Por monica.lima

A Suíça, por combinar salários generosos e excelente qualidade de vida, é o destino preferido dos expatriados, mas é na China onde eles ganham mais dinheiro, segundo pesquisa divulgada ontem sobre condições financeiras, qualidade de vida, e facilidade de viver com a família, incluindo crianças. A sétima edição do estudo “Expat Explorer” foi elaborado pelo instituto de pesquisa YouGov e pelo banco HSBC, a partir de entrevistas com 9.288 expatriados de mais de 100 países feitas entre abril e maio. Neste ano, 34 países se qualificaram para a lista final.

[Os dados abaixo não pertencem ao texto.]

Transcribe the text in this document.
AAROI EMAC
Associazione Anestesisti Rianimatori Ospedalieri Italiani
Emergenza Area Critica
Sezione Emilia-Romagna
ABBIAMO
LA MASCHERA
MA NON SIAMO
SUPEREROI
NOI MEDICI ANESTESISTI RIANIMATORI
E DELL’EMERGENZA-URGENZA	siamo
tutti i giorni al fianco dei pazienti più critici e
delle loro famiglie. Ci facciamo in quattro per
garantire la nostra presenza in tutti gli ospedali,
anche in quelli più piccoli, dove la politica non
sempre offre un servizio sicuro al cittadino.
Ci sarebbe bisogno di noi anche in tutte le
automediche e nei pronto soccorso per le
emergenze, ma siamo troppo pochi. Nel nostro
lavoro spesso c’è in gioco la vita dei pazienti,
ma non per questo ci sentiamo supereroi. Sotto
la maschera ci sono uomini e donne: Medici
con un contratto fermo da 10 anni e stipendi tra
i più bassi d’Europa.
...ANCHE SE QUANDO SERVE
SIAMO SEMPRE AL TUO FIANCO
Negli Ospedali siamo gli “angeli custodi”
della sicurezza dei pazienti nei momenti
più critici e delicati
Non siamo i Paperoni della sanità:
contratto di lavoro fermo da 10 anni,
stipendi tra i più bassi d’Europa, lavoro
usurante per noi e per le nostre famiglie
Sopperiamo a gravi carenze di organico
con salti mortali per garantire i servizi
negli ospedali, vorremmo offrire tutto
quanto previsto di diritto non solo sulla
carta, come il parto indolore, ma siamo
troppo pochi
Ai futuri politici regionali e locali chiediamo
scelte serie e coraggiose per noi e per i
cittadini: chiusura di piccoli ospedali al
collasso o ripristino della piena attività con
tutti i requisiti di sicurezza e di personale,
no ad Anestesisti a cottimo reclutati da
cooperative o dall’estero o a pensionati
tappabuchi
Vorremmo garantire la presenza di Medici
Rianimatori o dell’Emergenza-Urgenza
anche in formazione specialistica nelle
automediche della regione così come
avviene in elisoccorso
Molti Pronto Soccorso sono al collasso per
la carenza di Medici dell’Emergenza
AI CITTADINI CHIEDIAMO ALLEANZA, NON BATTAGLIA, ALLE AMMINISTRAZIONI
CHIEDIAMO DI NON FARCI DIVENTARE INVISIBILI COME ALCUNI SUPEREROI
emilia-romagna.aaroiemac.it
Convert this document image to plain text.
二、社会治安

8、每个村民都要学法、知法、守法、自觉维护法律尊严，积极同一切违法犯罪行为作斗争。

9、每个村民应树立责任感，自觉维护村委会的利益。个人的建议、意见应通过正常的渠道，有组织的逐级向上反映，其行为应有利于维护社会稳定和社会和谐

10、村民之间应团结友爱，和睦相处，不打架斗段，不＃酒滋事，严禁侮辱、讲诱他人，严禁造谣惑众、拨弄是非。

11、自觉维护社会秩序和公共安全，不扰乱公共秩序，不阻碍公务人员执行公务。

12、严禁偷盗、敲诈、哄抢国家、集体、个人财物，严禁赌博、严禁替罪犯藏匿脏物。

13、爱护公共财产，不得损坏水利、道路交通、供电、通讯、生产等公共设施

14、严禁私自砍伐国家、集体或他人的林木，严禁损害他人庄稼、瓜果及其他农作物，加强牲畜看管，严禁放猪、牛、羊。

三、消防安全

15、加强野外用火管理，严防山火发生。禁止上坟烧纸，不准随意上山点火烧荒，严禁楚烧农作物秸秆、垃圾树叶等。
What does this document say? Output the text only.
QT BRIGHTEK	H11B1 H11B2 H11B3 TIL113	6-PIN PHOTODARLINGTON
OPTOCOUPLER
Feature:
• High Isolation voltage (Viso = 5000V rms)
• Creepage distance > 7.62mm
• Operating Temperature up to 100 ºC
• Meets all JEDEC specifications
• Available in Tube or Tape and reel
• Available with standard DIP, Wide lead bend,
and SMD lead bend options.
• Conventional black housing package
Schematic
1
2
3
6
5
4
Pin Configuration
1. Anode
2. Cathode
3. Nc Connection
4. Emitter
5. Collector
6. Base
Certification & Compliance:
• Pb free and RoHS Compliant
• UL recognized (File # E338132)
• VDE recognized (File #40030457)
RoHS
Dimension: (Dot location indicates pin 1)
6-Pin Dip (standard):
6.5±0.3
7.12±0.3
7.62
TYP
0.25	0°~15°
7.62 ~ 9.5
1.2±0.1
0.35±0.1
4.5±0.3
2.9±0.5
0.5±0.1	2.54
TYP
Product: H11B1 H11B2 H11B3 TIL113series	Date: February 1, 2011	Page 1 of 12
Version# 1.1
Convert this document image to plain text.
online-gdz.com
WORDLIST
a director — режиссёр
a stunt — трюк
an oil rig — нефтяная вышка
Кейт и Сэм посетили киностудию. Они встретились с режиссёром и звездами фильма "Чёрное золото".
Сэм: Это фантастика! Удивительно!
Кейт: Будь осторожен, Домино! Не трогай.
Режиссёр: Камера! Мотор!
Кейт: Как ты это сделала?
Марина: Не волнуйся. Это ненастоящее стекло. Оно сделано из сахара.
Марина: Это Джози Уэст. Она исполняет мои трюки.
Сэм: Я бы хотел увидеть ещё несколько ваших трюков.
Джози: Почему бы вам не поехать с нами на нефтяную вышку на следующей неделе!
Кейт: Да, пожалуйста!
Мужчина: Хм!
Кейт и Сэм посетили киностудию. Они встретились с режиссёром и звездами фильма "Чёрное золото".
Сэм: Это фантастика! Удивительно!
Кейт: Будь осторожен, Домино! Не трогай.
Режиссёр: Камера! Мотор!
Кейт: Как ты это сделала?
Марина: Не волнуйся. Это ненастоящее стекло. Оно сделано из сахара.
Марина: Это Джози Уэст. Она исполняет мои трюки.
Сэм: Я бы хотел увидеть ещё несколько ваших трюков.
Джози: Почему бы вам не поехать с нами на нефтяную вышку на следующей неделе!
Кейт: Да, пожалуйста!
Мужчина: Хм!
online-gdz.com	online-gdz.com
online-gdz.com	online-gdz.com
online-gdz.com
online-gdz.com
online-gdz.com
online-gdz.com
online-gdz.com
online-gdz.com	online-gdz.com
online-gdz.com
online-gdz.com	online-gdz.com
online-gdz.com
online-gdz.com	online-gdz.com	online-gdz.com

Para quem procura apenas o caminho do ouro, a Ásia é destino certo. Naquele continente, 14% dos expatriados recebem salários superiores a US$ 250 mil, uma percentagem bem maior do que os 7% do Oriente Médio e 5% da Europa que se encaixam no mesmo nível salarial. Dentro da Ásia, a China fica em primeiro lugar : 29% de seus expatriados ganham mais de US$ 250 mil, bem acima da média global de 7%. Em segundo lugar está a Índia (18%) e só depois vem a Suíça (17%).A Rússia está em quarto lugar (16%). Os salários médios de expatriados variam muito de região para região: na Ásia está em torno de US$ 120 mil por ano, comparado com a média global, que é de US$ 92 mil por ano. Em segundo lugar, está o Oriente Médio, com uma média salarial anual de US$ 84 mil. Já os expatriados na Europa ganham em média US$ 78 mil por ano.

Mas mesmo com os ganhos salariais superiores na China e na Índia, a Suíça é o sonho dos expatriados por oferecer um equilíbrio entre trabalho bem pago e satisfatória e boa vida. Dos expatriados entrevistados naquele país, 25% ganham mais do que US$ 200 mil por ano, bem menos do que na China. No entanto, mais da metade diz que tem um trabalho melhor e uma vida balanceada desde que escolheram o país para viver. Eles também dizem que sentem mais confiança na economia local: quase metade (47%) afirmam que estão satisfeitos com a situação econômica suíça, a maior proporção para qualquer outro país incluído na pesquisa deste ano. Uma das características mais citadas como positivas na Suíça é a ótima qualidade atmosférica e as cidades e arredores agradáveis. Os expatriados que têm filhos também apontam o país como ideal para as crianças por causa da segurança, da melhor qualidade de vida e da boa educação recebida nas escolas.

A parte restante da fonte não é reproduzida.